Building a companion-like app that uses vector db which can suggest undiscovered mental illnesses using patterns across conversations
I've been working on an AI-powered chatbot (personal project) that acts more like a long-term companion than a normal assistant. One of the goals is being able to notice patterns across conversations over time, things like recurring anxiety spirals, depressive language patterns, social withdrawal signals, mood shifts, etc. Not diagnosing people obviously, but it's like surfacing behavioral patterns carefully and safely.
What I underestimated was how confusing the retrieval layer got once conversations become emotional and deeply contextual.
A few problems I’ve run into:
semantic similarity breaks down badly when users talk indirectly. Someone saying “I’m tired” could mean physically tired, emotionally exhausted, depressed, burnt out, or just sleep deprived. Embeddings cluster these together in weird ways.
storing every conversation chunk destroys retrieval quality over time. The DB slowly fills with emotionally similar but contextually useless memories and retrieval starts surfacing the wrong emotional moments.
recency vs importance is difficult. Some memories from 4 months ago matter more than something said yesterday. Simple vector similarity doesn’t really capture emotional significance.
summarization causes personality drift. If you repeatedly compress memories into summaries, the bot slowly starts remembering an interpreted version of the user instead of the actual user.
pattern detection gets dangerous fast. There’s a huge difference between “this resembles an anxiety pattern” and accidentally over-pathologizing normal behavior.
Currently experimenting with hybrid retrieval:
vector search
metadata filtering
emotional weighting
decayed long-term memory
Still doesn't feel that strong, is anyone else building companion-style AI, therapy-adjacent systems? If yes, have you faced these issues as well and how did you solve them?

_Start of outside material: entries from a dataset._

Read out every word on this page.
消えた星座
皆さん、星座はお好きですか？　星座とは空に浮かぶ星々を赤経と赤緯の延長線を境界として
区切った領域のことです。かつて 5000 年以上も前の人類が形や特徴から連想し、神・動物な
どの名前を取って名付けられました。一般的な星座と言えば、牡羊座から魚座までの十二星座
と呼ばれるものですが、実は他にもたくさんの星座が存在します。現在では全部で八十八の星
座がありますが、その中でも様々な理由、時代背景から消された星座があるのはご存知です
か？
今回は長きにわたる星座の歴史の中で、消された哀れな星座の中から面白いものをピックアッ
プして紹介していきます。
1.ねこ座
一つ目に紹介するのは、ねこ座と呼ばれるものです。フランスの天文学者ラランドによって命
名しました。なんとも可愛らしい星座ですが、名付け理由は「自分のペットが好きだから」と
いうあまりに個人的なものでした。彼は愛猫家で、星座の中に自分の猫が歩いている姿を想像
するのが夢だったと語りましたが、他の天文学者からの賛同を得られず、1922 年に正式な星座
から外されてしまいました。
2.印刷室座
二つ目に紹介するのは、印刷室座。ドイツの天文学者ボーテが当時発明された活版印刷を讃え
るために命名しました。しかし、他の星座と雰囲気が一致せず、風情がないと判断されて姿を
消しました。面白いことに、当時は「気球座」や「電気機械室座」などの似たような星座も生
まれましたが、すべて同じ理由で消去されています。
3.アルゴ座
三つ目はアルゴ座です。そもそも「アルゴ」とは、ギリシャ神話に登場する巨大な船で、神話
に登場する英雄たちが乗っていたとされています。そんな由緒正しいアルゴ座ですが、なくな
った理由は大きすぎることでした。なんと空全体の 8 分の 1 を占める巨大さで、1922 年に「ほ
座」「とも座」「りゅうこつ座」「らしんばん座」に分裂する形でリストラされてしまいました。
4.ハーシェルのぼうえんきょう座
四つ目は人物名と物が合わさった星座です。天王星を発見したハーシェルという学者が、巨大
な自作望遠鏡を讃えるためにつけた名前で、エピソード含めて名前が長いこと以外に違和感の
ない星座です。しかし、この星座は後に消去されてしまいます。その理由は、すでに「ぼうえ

A few things I’d love feedback on:
how are you deciding what deserves long-term memory vs temporary context?
are you re-embedding summaries or storing raw conversational moments separately?
how are you preventing retrieval loops where the model keeps reinforcing the same interpretation of the user?
what vector DBs are people actually happy with at scale for conversational memory?
Also, my app does not "diagnose" people directly. It just gives a suggestion and user discretion is always recommended since it's an AI that's doing the judging.